Your words are insidious, base and subliminal
and we have no choice but to brand you a criminal.
Your words are pernicious; you’ve shown no repentance
and now you are facing a long prison sentence.”

And so, John was brought under Garda protection
to a gloomy, voluminous house of correction
and thrown in a cell, there to ponder and languish,
a soul in dark torment, alone and in anguish.
“Oh Father,” he cried, “See where this stand has taken me!
In my hour of need, why hast thou forsaken me?”

A felon on his right hand, a felon on his left,
he descended to Hell, alone and bereft.
But courage and strength may be found when you need ‘em,
as when you are cruelly deprived of your freedom.
And just as his thoughts were enveloped by gloom,
the boulder was suddenly rolled from his tomb.

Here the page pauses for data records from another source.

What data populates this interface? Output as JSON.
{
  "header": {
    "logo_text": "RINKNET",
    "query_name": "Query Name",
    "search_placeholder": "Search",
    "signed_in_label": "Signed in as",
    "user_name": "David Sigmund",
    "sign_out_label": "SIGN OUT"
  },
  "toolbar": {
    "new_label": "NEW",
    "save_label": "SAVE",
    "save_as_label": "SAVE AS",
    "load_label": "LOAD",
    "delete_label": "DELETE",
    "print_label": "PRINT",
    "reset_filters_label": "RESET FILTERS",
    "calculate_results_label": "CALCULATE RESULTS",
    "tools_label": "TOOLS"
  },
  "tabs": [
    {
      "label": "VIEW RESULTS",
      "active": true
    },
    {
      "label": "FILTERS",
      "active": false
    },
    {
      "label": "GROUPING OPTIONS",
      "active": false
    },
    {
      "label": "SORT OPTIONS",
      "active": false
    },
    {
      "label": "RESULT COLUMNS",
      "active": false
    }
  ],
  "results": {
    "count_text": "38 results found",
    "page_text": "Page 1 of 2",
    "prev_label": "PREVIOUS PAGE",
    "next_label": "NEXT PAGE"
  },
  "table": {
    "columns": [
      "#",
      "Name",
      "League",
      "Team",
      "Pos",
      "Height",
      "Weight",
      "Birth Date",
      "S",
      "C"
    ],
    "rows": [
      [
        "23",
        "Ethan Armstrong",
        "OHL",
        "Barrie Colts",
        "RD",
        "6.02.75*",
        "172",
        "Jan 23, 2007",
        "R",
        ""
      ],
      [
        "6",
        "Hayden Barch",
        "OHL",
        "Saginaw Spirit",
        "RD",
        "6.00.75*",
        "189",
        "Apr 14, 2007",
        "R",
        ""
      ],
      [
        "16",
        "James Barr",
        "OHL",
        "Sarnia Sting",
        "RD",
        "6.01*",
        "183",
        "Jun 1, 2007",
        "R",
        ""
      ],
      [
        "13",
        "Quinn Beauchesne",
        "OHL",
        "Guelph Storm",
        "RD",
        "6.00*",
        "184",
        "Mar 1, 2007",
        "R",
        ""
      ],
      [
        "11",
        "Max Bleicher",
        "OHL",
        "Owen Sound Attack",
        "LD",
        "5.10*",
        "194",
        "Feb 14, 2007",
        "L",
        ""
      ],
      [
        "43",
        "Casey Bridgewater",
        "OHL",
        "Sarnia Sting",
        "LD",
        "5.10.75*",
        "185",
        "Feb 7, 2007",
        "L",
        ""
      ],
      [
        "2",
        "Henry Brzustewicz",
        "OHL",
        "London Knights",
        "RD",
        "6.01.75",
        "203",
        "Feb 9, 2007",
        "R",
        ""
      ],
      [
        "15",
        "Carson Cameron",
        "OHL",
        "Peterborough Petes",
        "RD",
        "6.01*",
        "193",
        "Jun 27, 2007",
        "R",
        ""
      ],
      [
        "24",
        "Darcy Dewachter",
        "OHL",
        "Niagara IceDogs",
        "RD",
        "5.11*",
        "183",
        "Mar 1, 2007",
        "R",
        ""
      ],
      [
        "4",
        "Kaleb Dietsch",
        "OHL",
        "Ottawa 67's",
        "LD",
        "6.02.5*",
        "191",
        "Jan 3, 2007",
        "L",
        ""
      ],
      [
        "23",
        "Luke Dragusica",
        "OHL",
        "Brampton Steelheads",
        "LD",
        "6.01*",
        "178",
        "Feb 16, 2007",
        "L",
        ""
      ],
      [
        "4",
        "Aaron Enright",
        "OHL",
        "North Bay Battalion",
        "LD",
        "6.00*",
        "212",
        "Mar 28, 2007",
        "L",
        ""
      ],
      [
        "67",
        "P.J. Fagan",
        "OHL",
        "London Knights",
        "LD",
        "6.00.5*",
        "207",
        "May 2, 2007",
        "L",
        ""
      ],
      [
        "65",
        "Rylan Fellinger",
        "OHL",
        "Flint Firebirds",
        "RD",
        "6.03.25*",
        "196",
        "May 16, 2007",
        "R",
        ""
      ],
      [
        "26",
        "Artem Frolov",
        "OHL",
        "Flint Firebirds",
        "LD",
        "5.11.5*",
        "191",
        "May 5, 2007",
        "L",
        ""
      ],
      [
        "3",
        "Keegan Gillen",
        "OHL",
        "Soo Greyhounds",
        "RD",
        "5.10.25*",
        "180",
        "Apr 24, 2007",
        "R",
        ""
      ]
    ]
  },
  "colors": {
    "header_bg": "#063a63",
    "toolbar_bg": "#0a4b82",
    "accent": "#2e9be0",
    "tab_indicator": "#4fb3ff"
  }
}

Weakly, the bars of authority yielded
as our hero emerged into sunlight, eyes shielded,
his spirit unbroken, unquenched and undaunted,
his face deeply lined with the look of the haunted.
Three cent in his pocket, kept safe from the beadle,
he could easily slip through the eye of a needle.

But suddenly, families started appearing,
unfurling their banners and raucously cheering
and they lined all the streets on the south of the city
for the man who had faced down the Parking Committee.
Oh Ireland, bow down to the man who has taught us
to fight for our freedom! God bless you, John Waters.